A medida que pasaron los años, Carmen Laffón se fue quedando cada vez más sola. Más despojada. Las pequeñas telas de vasos con flores son de una esencialidad desasosegante. Cada vez más lejos de la ortodoxia contemporánea, su pintura iba abundando más en la metafísica que exige mirar más allá, dejar atrás la quietud para interpretar otras variaciones de mirar, de pensar, de estar y de ser. Porque ante algunas series de naturalezas muertas –lienzos, esculturas– el espectador se va desmoronando lentamente hasta diluirse por completo en la jurisdicción de esa mesa en la que apoya los objetos del taller, la neurosis de la paleta, el pincel, los botes. Es lo que hace de ella una pintora en permanente actualidad, inmune al zigzag de las indecisiones del arte.
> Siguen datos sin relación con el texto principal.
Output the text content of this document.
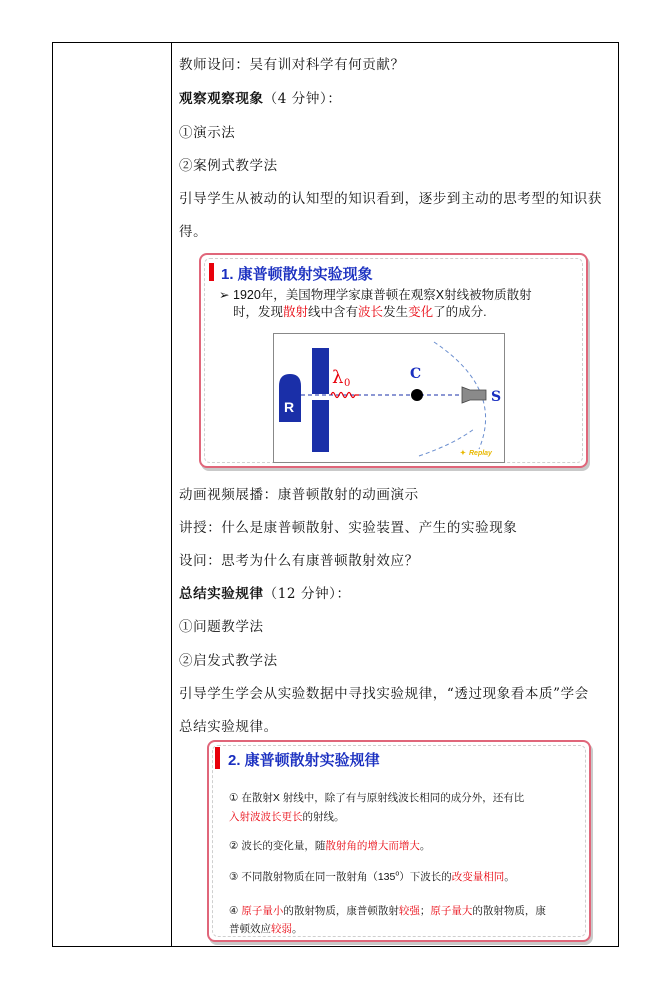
教师设问：吴有训对科学有何贡献？
观察观察现象（4 分钟）：
①演示法
②案例式教学法
引导学生从被动的认知型的知识看到，逐步到主动的思考型的知识获
得。
1. 康普顿散射实验现象
➢ 1920年，美国物理学家康普顿在观察X射线被物质散射
时，发现散射线中含有波长发生变化了的成分.
R
λ 0
C
S
✦ Replay
动画视频展播：康普顿散射的动画演示
讲授：什么是康普顿散射、实验装置、产生的实验现象
设问：思考为什么有康普顿散射效应？
总结实验规律（12 分钟）：
①问题教学法
②启发式教学法
引导学生学会从实验数据中寻找实验规律，“透过现象看本质”学会
总结实验规律。
2. 康普顿散射实验规律
① 在散射X 射线中，除了有与原射线波长相同的成分外，还有比
入射波波长更长的射线。
② 波长的变化量，随散射角的增大而增大。
③ 不同散射物质在同一散射角（135$^o$）下波长的改变量相同。
④ 原子量小的散射物质，康普顿散射较强；原子量大的散射物质，康
普顿效应较弱。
Pese a lo que parece aparentar, la obra de Laffón no arrastra melancolía sino ráfagas de soledad, de asombro, de distancia, de algo furtivo. Es una pintura de emociones interiores, porque la vida se concreta en lo pequeño. Pero también de grandes horizontes, de espacios de amplitud. En la última de sus series, La sal (2017-2020), se adentró casi en la abstracción al tratar de representar el blanco de las salinas de Bonanza, también en la desembocadura del Guadalquivir. A aquellas pinturas de gran formato se les unía un conjunto de ocho bajorrelieves ahora adquiridos por los coleccionistas Helga de Alvear y Mario Losantos con destino al Museo Reina Sofía, donde cerrará el nuevo recorrido de su colección permanente en una sala dedicada a la creación ecofeminista

Carmen Laffón trabaja en uno de los grandes lienzos de la exposición ‘El paisaje y el lugar’. CAAC

Carmen Laffón trabaja en uno de los grandes lienzos de la exposición ‘El paisaje y el lugar’. CAAC

Quizás haya artistas figurativos más potentes que Carmen Laffón, pero no es fácil encontrarlos tan delicadamente emocionantes. Ni tan decisivos en su autoridad de hacer de su pintura de raíz clásica un artefacto de categoría posmoderna: fuera de cualquier nomenclatura. Simplemente acogedora, fértil, sutil. Si por algo aún seduce esta pintora es por esa falta de originalidad que es, a la vez, una defensa del individualismo. Todo indica que el paso del tiempo, lejos de ser implacable con su trabajo, realzará y resituará su condición de mujer discreta y artista genial. Pues, de algún modo, ella propuso mirar y dudar de otro modo: con sensibilidad y con inteligencia. Porque todos, en definitiva, somos parte de la misma representación.